MR. JUSTICE CREBS DELIVERED THE OPINION OF THE COURT:
On his negotiated plea of guilty defendant was convicted of escape in the Circuit Court of Perry County. He was sentenced to the penitentiary for a term of not less than 1 nor more than 3 years to be served concurrently with a burglary sentence previously imposed by the same court. The sole issue on this appeal is whether the court's admonitions were sufficient to comply with Supreme Court Rule 402(a)(1) (Ill. Rev. Stat., ch. 110A, par. 402(a)(1)), requiring that the defendant be informed of and that it be determined that he understands the nature of the charge against him.
In its lengthy admonition to defendant the court repeatedly addressed the defendant directly.

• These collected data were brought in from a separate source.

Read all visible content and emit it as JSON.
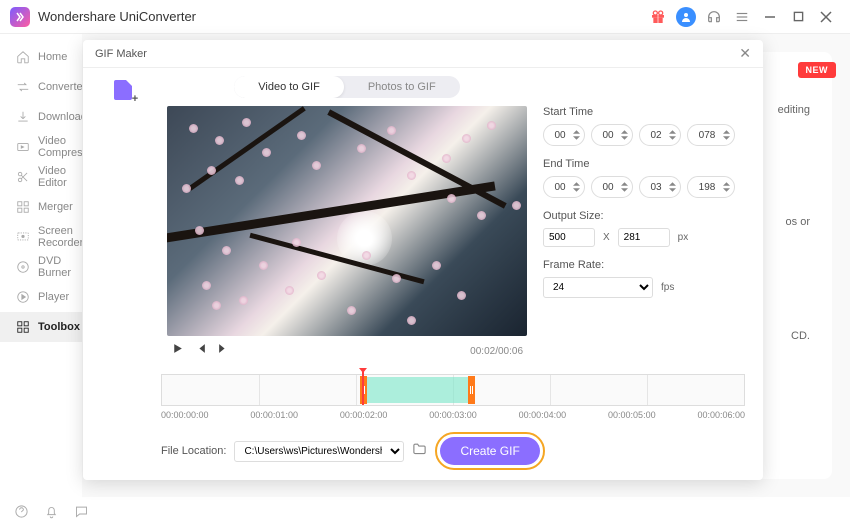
{
  "app": {
    "name": "Wondershare UniConverter"
  },
  "sidebar": {
    "items": [
      {
        "label": "Home"
      },
      {
        "label": "Converter"
      },
      {
        "label": "Downloader"
      },
      {
        "label": "Video Compressor"
      },
      {
        "label": "Video Editor"
      },
      {
        "label": "Merger"
      },
      {
        "label": "Screen Recorder"
      },
      {
        "label": "DVD Burner"
      },
      {
        "label": "Player"
      },
      {
        "label": "Toolbox"
      }
    ]
  },
  "background": {
    "new_badge": "NEW",
    "line1": "editing",
    "line2": "os or",
    "line3": "CD."
  },
  "modal": {
    "title": "GIF Maker",
    "tabs": {
      "video": "Video to GIF",
      "photos": "Photos to GIF"
    },
    "playback": {
      "time": "00:02/00:06"
    },
    "start": {
      "label": "Start Time",
      "hh": "00",
      "mm": "00",
      "ss": "02",
      "ms": "078"
    },
    "end": {
      "label": "End Time",
      "hh": "00",
      "mm": "00",
      "ss": "03",
      "ms": "198"
    },
    "output_size": {
      "label": "Output Size:",
      "w": "500",
      "sep": "X",
      "h": "281",
      "unit": "px"
    },
    "frame_rate": {
      "label": "Frame Rate:",
      "value": "24",
      "unit": "fps"
    },
    "timeline": {
      "labels": [
        "00:00:00:00",
        "00:00:01:00",
        "00:00:02:00",
        "00:00:03:00",
        "00:00:04:00",
        "00:00:05:00",
        "00:00:06:00"
      ]
    },
    "file_location": {
      "label": "File Location:",
      "path": "C:\\Users\\ws\\Pictures\\Wondershare"
    },
    "create_button": "Create GIF"
  }
}
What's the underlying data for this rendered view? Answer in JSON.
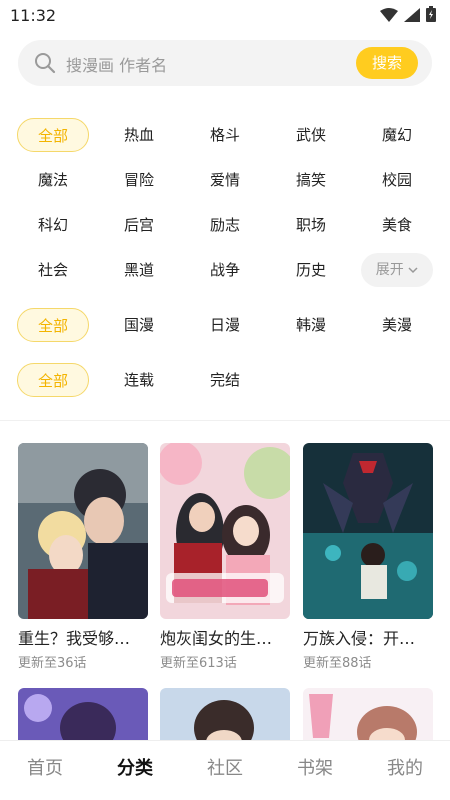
{
  "status_bar": {
    "time": "11:32"
  },
  "search": {
    "placeholder": "搜漫画 作者名",
    "button_label": "搜索"
  },
  "filters": {
    "genres": [
      "全部",
      "热血",
      "格斗",
      "武侠",
      "魔幻",
      "魔法",
      "冒险",
      "爱情",
      "搞笑",
      "校园",
      "科幻",
      "后宫",
      "励志",
      "职场",
      "美食",
      "社会",
      "黑道",
      "战争",
      "历史"
    ],
    "expand_label": "展开",
    "regions": [
      "全部",
      "国漫",
      "日漫",
      "韩漫",
      "美漫"
    ],
    "status": [
      "全部",
      "连载",
      "完结"
    ]
  },
  "comics": [
    {
      "title": "重生？我受够…",
      "update": "更新至36话"
    },
    {
      "title": "炮灰闺女的生…",
      "update": "更新至613话"
    },
    {
      "title": "万族入侵：开…",
      "update": "更新至88话"
    }
  ],
  "bottom_nav": [
    "首页",
    "分类",
    "社区",
    "书架",
    "我的"
  ],
  "colors": {
    "accent": "#ffcc1f",
    "active_tag_text": "#f3b400"
  }
}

He admitted that he had received and had read a copy of the indictment, and that he had talked over the pending charge with his attorney, including the elements that go to make up the charge. He stated that he did not want any more time to consider the charge, that he had no questions regarding its nature, and that he was satisfied that he was fully advised. He was asked and he replied affirmatively that he was pleading guilty because he was in fact guilty and that by pleading guilty he was admitting the truth of the charge as contained in the indictment. After the State's Attorney informed the court of the factual basis for the charge, i.e., that on October 2, 1971, defendant had escaped from the Perry County Jail, defense counsel added that defendant was not the only one involved but that another young man had opened the doors of the jail. Addressing the defendant, counsel asked him if that was correct, and defendant answered affirmatively. The court then immediately asked defendant if he had any questions about the nature of the charge, or any questions at all about any of his rights. The defendant replied, "No, your honor." Finally, when defendant again assured the court that he wished to persist in his plea, his plea was accepted.
Defendant contends that this record does not disclose that he was fully informed of the charge, nor that the court had sufficient reason to determine that he understood the charge. In support of this contention he cites People v. Hudson, 7 Ill. App.3d 800.

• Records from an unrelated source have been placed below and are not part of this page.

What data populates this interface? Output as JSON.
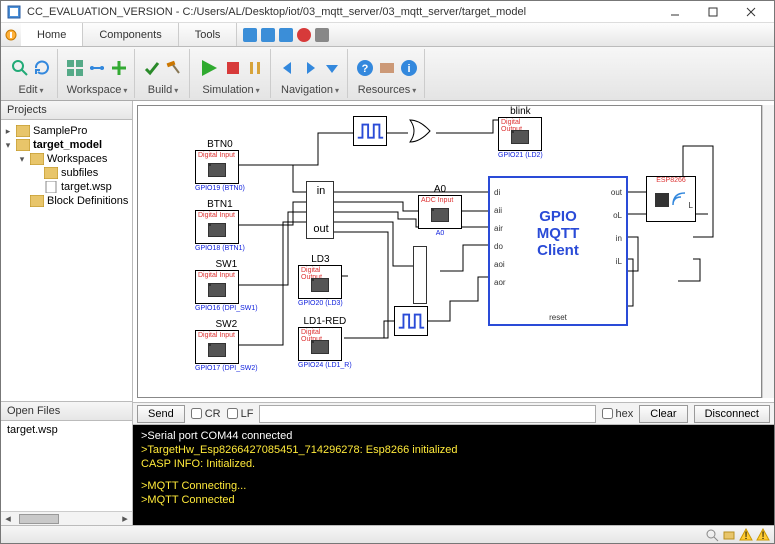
{
  "window": {
    "title": "CC_EVALUATION_VERSION - C:/Users/AL/Desktop/iot/03_mqtt_server/03_mqtt_server/target_model"
  },
  "menu": {
    "tabs": [
      "Home",
      "Components",
      "Tools"
    ]
  },
  "ribbon": {
    "groups": [
      "Edit",
      "Workspace",
      "Build",
      "Simulation",
      "Navigation",
      "Resources"
    ]
  },
  "projects": {
    "header": "Projects",
    "root": "SamplePro",
    "target": "target_model",
    "workspaces": "Workspaces",
    "subfiles": "subfiles",
    "targetwsp": "target.wsp",
    "blockdefs": "Block Definitions"
  },
  "openfiles": {
    "header": "Open Files",
    "items": [
      "target.wsp"
    ]
  },
  "blocks": {
    "blink": {
      "title": "blink",
      "sub": "Digital Output",
      "cap": "GPIO21 (LD2)"
    },
    "btn0": {
      "title": "BTN0",
      "sub": "Digital Input",
      "cap": "GPIO19 (BTN0)"
    },
    "btn1": {
      "title": "BTN1",
      "sub": "Digital Input",
      "cap": "GPIO18 (BTN1)"
    },
    "sw1": {
      "title": "SW1",
      "sub": "Digital Input",
      "cap": "GPIO16 (DPI_SW1)"
    },
    "sw2": {
      "title": "SW2",
      "sub": "Digital Input",
      "cap": "GPIO17 (DPI_SW2)"
    },
    "ld3": {
      "title": "LD3",
      "sub": "Digital Output",
      "cap": "GPIO20 (LD3)"
    },
    "ld1": {
      "title": "LD1-RED",
      "sub": "Digital Output",
      "cap": "GPIO24 (LD1_R)"
    },
    "a0": {
      "title": "A0",
      "sub": "ADC Input",
      "cap": "A0"
    },
    "esp": "ESP8266",
    "main": {
      "l1": "GPIO",
      "l2": "MQTT",
      "l3": "Client"
    },
    "pins": {
      "di": "di",
      "aii": "aii",
      "air": "air",
      "do": "do",
      "aoi": "aoi",
      "aor": "aor",
      "out": "out",
      "oL": "oL",
      "in": "in",
      "iL": "iL",
      "reset": "reset",
      "L": "L"
    }
  },
  "sendrow": {
    "send": "Send",
    "cr": "CR",
    "lf": "LF",
    "hex": "hex",
    "clear": "Clear",
    "disconnect": "Disconnect"
  },
  "console": {
    "l1": ">Serial port COM44 connected",
    "l2": ">TargetHw_Esp8266427085451_714296278: Esp8266 initialized",
    "l3": "CASP INFO: Initialized.",
    "l4": ">MQTT Connecting...",
    "l5": ">MQTT Connected"
  }
}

• 1 In the more recent case of People v. Billops, 16 Ill. App.3d 892, we gave an in-depth review of the question posed and considered a number of cases from the various appellate districts, including the Hudson case. It was our conclusion that Supreme Court Rule 402(a)(1) requires that the court, by personally addressing the accused in open court, shall inform him of the nature of the charge and determine that he understands it. However, in reaching such conclusion we recognized that the requirement does not necessarily mean that the court itself must mouth all the words explaining the nature of the charge. Rather, we cited with approval our decision in People v. Krouse, 7 Ill. App.3d 754. In that case the State's Attorney, at the request of the court, recited the facts of the offense and, finding them to be a reasonably clear and hard-to-misunderstand statement of the nature of the charge, we held that when the court adopted them and then addressed the defendant personally asking him if they were substantially true, this was a substantial compliance with the rule.

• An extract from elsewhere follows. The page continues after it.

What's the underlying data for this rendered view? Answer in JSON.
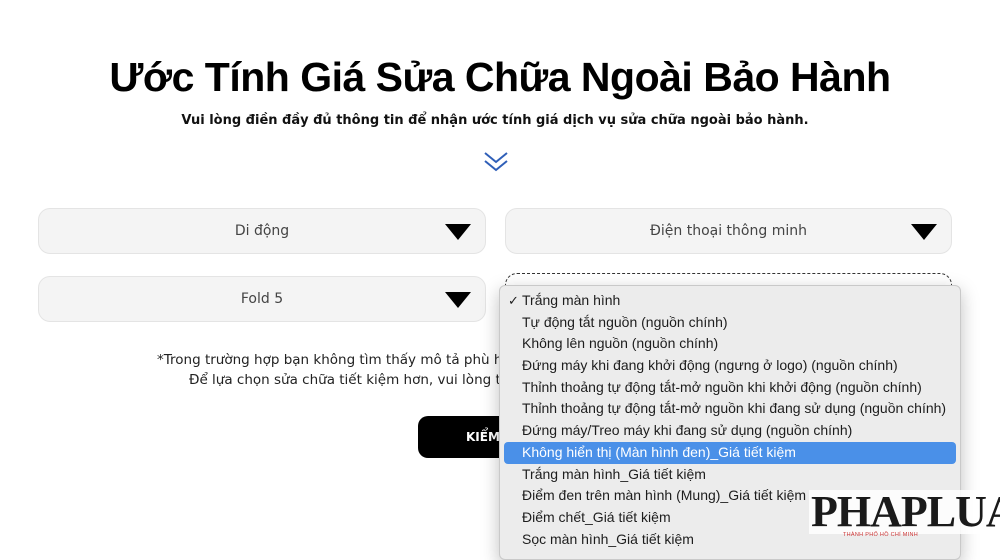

• 2 Considering the facts of the case before us we believe it comes within the rule of Krouse. The recitation of the facts of the offense by the State's Attorney, coupled with defense counsel's statement that defendant was accompanied by another individual who opened the doors of the jail to permit the escape, we believe, constituted a reasonably clear and hard-to-misunderstand statement of the nature of the charge. And defendant's specific concurrence therein, on direct inquiry by the court, constituted substantial compliance with the rule requiring personal inquiry of defendant.
Accordingly, the judgment of the Circuit Court of Perry County is affirmed.
EBERSPACHER, P.J., and CARTER, J., concur.